Penulis melanjutkan pergulatan batin dan otak pada bagian poles-memoles ide. Jika hanya menggabungkan beberapa gagasan dari orang lain, tulisan akan terbaca biasa saja. Lebih mirip merangkum ketimbang menghadirkan hal yang berbeda.
Membuat "beda" suatu inspirasi bisa dilakukan dengan berbagai cara. Yang pertama adalah mengambil sudut pandang yang tak lazim dari suatu isu. Sebagai contoh, banjir tahun baru 2020 Jakarta. Mayoritas penulis menyampaikan ide mereka tentang cara pencegahan banjir, jumlah korban hingga sejarah banjir. Teman bisa membahas mengenai fenomena banjir Jakarta dan Tik Tok. Atau teman penulis konten bisa membuat parodi di media sosial tentang pengaruh bencana pada kenaikan jumlah followers, apakah hal tersebut baik atau justru ironi tersendiri.
Bisa juga membuat ide "berbeda" dengan cara mengubah gaya kepenulisan. Masih dengan topik banjir Jakarta awal tahun ini, teman penulis bisa mengemas ide seperti surat ke Gubernur DKI Jakarta Anies Baswedan. Atau dapat pula menuliskannya dalam gabungan fiksi dan non-fiksi.
- Menikmati pertarungan sesungguhnya
Mungkin terbaca berlebihan tetapi buat saya terkadang menulis, terutama untuk tulisan kreatif atau cerita fiksi, menghadirkan sensasi bertolak belakang. Di satu sisi, saya bisa senang memperoleh kesempatan menulis apa yang saya sukai atau menurut saya menarik, seperti pada poin 1 dan 2.
Tetapi di sisi lain, saya bisa menjadi seorang perfeksionis. Bisa merasa kecewa jika tulisan tidak seperti yang saya mau. Pertarungan sesungguhnya bagi penulis konten adalah proses menulis itu sendiri.

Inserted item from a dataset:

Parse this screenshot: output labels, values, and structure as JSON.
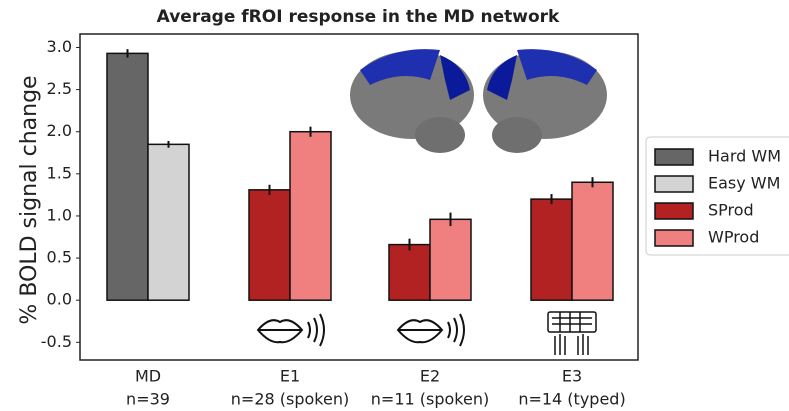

Menuangkan pesan ke dalam kata, paragraf hingga artikel yang harus terjahit rapi dan saling mendukung satu sama lain. Selama proses ini, begitu banyak kata atau kalimat yang membanjiri otak sehingga ada yang mesti mencari tempat tenang agar bisa berdamai dengan otak.
Setelah menulis rampung, penulis konten belum bisa bernafas lega. Terkadang dia mesti membaca lagi, menyunting banyak bagian hingga ada yang mengganti bagian tertentu.
Dulu saya sampai merasa terbebani atas beberapa tulisan yang saya anggap bagus tetapi setelah menjadi artikel terasa kurang "hidup". Jika sudah demikian, biasanya saya langsung unggah karena merasa mulai terjebak virus kesempurnaan yang tidak akan pernah bisa saya capai.
Penulis konten membuka ruang ekspresi bagi yang doyan menulis. Namun, tetaplah mengingat secinta-cintanya teman pada pekerjaan atau hobi ini tetaplah ia bukan hal yang fana dan satu-satunya hal terpenting dalam hidup.
Baca, resapi, tulis, edit, unggah dan hempaskan. Lalu berpindahlah ke topik lainnya.